A bipartisan Senate compromise on stablecoin rewards has cleared the last major hurdle for the digital asset market's most important piece of US legislation.
A bipartisan Senate compromise on stablecoin rewards has cleared the last major hurdle for the digital asset market's most important piece of US legislation.

A bipartisan Senate agreement on stablecoin yields has ignited a rally in crypto-related stocks, clearing a path for the CLARITY Act, the most comprehensive piece of US digital asset legislation to date. The deal, unveiled May 1 by Senators Thom Tillis and Angela Alsobrooks, explicitly allows for “activity-based” rewards on stablecoins, resolving a year-long conflict between the banking lobby and the crypto industry and causing shares of USDC-issuer Circle to jump 16 percent.
"In the end, the banks were able to get more restrictions on rewards, but we protected what matters — the ability for Americans to earn rewards based on real usage of crypto platforms and networks,” Faryar Shirzad, Chief Policy Officer at Coinbase, said in a public statement on May 2.
The compromise directly addresses Section 404 of the proposed bill, drawing a line between prohibited savings account-like interest and permitted transaction-based incentives. The breakthrough fueled broad market optimism, with prediction market Polymarket raising the odds of the CLARITY Act's enactment in 2026 to 55 percent, a nine-point jump in a single day. The deal safeguards a critical revenue stream for firms like Coinbase, which generated approximately $1.35 billion from stablecoin activities in 2025.
The legislative impasse began with the GENIUS Act, passed in July 2025. That law banned stablecoin issuers like Circle and Tether from paying interest directly to holders, a move designed to prevent stablecoins from becoming unregulated, uninsured bank deposits. However, the GENIUS Act left a loophole for distribution partners like Coinbase, PayPal, and Robinhood, who continued to offer rewards on customer balances.
The American Bankers Association argued this distinction was meaningless, warning that yield-like rewards on stablecoins would pull deposits from community banks. The original CLARITY Act draft sought to close this loophole entirely, but the May 1 compromise found a middle ground. It prohibits rewards "economically or functionally equivalent to the payment of interest," but carves out incentives tied to activities like spending, swapping, or transferring tokens. The text directs the SEC, CFTC, and Treasury to jointly define these permitted activities within one year.
The deal provides crucial clarity for a stablecoin market that has swelled to nearly $320 billion, according to data from DefiLlama.
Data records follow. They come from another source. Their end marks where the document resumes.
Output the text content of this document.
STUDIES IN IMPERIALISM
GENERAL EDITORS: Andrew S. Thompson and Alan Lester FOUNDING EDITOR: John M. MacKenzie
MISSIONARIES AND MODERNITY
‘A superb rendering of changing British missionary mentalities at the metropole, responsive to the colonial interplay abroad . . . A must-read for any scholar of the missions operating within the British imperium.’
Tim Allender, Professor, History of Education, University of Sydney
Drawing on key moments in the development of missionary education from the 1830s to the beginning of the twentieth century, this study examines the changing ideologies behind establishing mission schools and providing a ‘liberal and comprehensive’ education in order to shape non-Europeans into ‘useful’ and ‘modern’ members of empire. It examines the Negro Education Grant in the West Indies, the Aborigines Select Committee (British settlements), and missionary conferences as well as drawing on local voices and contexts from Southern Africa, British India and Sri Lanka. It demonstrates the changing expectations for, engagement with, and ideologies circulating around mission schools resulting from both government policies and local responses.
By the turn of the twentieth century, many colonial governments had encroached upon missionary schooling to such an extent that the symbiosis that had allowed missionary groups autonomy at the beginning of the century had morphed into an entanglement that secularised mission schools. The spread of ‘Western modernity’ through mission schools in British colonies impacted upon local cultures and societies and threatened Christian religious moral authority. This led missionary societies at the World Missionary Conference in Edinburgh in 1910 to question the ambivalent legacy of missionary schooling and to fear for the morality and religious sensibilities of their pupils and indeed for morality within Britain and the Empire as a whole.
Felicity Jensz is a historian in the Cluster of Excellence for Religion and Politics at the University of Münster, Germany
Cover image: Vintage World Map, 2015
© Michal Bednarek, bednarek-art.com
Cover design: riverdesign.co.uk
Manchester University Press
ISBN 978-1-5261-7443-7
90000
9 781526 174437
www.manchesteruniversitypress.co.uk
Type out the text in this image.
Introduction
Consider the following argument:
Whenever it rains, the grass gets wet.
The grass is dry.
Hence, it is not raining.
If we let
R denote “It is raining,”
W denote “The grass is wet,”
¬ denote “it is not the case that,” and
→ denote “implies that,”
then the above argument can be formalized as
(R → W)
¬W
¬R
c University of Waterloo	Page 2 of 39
Tether’s USDT still dominates with a 59 percent market share, but Circle’s USDC has climbed to 25 percent, or roughly $74 billion, with its growth heavily dependent on distribution partners that can now continue to offer rewards.
The clearest winner is Coinbase, whose business model is protected. The exchange’s $1.35 billion in 2025 stablecoin-linked revenue comes largely from revenue-sharing agreements with Circle and activity-based rewards, both of which are preserved under the new text. The framework also offers a path forward for DeFi, as yield generated by non-custodial smart contracts like those on Aave or Morpho falls outside the scope of "covered parties" targeted by the bill. The Blockchain Association, a key industry trade group, immediately backed the deal, with CEO Summer Mersinger stating it “could help push the bill closer to becoming law.”
With the deadlock broken, the CLARITY Act is expected to move quickly. Galaxy Digital’s head of firmwide research, Alex Thorn, noted that a Senate Banking Committee markup is targeted for the week of May 11, with a full vote possible before the August recess.
The focus will then shift from Congress to the regulators. The SEC, CFTC, and Treasury have 12 months to jointly issue rules defining the specifics of "activity-based" rewards. This rulemaking process is expected to be the next battlefield, as bank and crypto lobbies work to influence the final definitions. The outcome will likely face legal challenges, testing the new framework in court. In the interim, crypto firms are expected to accelerate the launch of compliant, activity-based reward programs to establish a market presence before the final rules are written.
This article is for informational purposes only and does not constitute investment advice.